Up and down my leg it was going, likity' split. In my stunned state of mind I went goofy. I mean I was goofy. If I hadn't of been goofy I would have sit down and stripped outta' them pants in a hurry now wouldn't I have? But I didn't do that. Heck fire no. I didn't do that!! Instead I headed for the door stumblin' along with my foot on the pant leg. How I did it I'll never know but I tore out on the deck, stepped in the snow, and down I went, still trapping that thing in my pants. Good Grief!! No one woke up and I was on my own. I finally figured out I had to get outta' them pants or that thing had to get outta' them pants. Didn't matter much which one but one of us had to go!!!
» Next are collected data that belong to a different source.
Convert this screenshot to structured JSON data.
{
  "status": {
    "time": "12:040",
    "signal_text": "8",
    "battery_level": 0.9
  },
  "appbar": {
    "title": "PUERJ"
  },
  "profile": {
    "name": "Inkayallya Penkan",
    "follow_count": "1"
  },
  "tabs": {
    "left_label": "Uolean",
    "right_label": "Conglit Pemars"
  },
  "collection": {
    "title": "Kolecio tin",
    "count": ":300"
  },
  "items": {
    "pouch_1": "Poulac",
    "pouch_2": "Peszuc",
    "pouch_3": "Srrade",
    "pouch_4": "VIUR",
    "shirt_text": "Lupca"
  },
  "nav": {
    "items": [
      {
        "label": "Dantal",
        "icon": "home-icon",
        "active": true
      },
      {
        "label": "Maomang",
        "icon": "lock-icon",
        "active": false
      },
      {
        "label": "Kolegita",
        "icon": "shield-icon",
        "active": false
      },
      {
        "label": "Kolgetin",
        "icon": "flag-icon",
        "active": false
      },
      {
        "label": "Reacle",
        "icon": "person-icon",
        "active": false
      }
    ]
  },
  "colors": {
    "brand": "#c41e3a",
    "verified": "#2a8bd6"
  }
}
The porch light was on thank goodness. I must have turned it on but I can't remember doing it. I turned on my back and started wiggling' for all I was worth to get outta' them pants. That thing in my pants was wigglin' too and I was about to go crazy I think. Finally my pants were off and I saw a blasted ol' mouse scurrying off the deck. That thing was moving I'm here to tell ya'.
I took my aching body back in the house. I wasn't about to wear pants that a mouse had been in the leg of so I got another pair, got dressed and took off for work. Had no breakfast but I had a cup of coffee before the mouse in the pants episode started so that did me till dinner time. That's noon down my way ya' know.
I survived, the mouse survived, and I set mouse traps all over the place that night. YEP!! Don't want no more mice in my pants. NOPE!!